Raihan telah memasuki gerbang kampus. Kampus lumayan sepi, tetapi masih ada sekitar sepuluh orang di sana untuk sekedar belajar bersama, nongkrong atau makan di kantin.

Raihan berjalan menuju perpustakaan. Tampak sepi. Kemana si penjaga perpus? Raihan melangkahkan kakinya menuju meja depan dan mendengar suara isak tangis perempuan. Raihan meneguk ludah karena merinding, ia mengelus tengkuknya.

"Siapa itu?" teriak Raihan hati-hati dengan berjalan ke arah sumber suara.

Betapa terkejutnya Raihan melihat bahwa ada gadis yang sesenggukan. Gadis itu menenggelamkan wajahnya di antara kedua lututnya.

"Hei." ucap Raihan.

Shafa mendongakkan wajahnya dan menatap wajah Raihan tepat di depannya.

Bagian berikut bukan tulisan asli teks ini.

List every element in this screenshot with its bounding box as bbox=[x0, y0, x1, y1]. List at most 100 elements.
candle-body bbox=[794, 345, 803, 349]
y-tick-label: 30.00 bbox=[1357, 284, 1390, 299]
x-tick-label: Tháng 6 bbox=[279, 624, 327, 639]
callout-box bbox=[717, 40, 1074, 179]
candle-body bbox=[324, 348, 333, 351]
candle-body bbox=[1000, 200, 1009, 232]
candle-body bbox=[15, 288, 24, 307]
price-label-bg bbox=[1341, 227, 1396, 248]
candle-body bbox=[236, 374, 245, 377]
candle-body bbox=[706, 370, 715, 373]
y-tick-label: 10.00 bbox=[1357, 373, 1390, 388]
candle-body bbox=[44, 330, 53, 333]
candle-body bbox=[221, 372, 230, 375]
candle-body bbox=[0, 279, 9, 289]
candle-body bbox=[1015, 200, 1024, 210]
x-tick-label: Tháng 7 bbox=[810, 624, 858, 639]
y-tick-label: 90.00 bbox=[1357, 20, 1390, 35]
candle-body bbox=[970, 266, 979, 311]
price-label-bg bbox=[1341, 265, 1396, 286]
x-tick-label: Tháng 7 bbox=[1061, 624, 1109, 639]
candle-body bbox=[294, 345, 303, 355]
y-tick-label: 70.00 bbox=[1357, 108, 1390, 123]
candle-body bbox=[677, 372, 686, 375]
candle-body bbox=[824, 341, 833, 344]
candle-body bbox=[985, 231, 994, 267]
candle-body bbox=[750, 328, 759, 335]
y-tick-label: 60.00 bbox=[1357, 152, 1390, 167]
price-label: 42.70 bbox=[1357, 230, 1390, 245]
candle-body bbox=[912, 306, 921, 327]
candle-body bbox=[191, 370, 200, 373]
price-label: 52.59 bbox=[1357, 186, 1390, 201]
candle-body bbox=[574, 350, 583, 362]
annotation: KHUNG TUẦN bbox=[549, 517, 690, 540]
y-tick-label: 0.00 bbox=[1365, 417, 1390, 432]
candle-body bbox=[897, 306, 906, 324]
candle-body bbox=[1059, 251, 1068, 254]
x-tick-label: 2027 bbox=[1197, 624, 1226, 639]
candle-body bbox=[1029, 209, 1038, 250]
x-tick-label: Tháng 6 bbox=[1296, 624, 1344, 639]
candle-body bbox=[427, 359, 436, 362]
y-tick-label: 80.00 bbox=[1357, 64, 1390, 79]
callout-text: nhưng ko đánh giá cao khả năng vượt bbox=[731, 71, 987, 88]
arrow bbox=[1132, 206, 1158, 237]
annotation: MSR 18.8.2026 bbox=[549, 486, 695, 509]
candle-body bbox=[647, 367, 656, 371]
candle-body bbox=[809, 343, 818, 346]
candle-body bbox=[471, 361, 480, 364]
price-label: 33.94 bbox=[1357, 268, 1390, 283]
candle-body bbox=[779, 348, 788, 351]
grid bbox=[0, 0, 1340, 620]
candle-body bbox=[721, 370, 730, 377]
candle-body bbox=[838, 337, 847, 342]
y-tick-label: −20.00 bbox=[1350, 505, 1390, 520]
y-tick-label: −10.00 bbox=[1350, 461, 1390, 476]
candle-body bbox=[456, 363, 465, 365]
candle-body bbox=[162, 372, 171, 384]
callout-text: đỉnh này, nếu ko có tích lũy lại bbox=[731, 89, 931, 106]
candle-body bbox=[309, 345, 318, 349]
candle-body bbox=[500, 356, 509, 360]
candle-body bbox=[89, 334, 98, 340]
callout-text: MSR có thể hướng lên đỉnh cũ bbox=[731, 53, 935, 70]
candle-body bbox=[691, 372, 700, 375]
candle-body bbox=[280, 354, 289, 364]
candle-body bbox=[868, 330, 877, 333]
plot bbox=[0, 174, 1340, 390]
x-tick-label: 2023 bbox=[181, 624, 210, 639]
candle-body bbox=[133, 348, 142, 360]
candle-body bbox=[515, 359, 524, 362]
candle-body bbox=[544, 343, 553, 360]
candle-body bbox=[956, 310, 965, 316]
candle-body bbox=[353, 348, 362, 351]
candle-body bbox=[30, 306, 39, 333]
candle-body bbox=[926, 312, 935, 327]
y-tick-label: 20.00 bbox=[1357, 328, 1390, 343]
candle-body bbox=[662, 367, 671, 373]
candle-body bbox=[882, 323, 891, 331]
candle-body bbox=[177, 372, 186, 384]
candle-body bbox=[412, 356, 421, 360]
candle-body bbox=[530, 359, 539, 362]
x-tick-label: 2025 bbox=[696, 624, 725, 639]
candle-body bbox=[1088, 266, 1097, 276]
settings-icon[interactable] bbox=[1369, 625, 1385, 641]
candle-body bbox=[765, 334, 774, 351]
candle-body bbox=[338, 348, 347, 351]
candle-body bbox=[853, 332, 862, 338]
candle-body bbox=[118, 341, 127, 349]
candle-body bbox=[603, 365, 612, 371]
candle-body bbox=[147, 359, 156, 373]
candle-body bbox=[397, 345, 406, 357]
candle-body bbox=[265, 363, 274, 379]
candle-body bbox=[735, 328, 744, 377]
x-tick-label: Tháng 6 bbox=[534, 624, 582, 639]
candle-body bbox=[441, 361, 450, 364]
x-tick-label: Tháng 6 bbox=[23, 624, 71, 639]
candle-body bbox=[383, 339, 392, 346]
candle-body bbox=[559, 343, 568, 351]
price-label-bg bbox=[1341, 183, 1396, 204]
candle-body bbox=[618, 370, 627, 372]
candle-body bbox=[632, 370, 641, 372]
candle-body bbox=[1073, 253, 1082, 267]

Matanya sedikit sembab, hidungnya memerah dan tubuhnya pun bergetar.

"Kamu ngapain disini?" tanya Raihan tak bisa menahan kekhawatirannya.

"Paman... hiks.. paman..."

"Kenapa sama paman?"

"Paman..hiks..me-- me.." ucap Shafa dengan masih sesenggukan.

"Paman meninggal." tangis Shafa pecah seketika setelah mengucapkan kata tersebut.

Raihan terkejut mendengarnya.

"Bagaimana bisa? Dimana paman kamu sekarang?"

"Di-- di.. rumah."

Raihan segera menarik lengan Shafa. Dan membawanya ke parkiran.

Flashback On

Setelah makan di kantin dan sholat ashar. Shafa berjalan menuju perpustakaan untuk meminjam buku yang akan dipelajari untuk ujian besok. Shafa baru sadar, ia tak membuka ponselnya dari tadi pagi semenjak ujian berlangsung hingga sekarang.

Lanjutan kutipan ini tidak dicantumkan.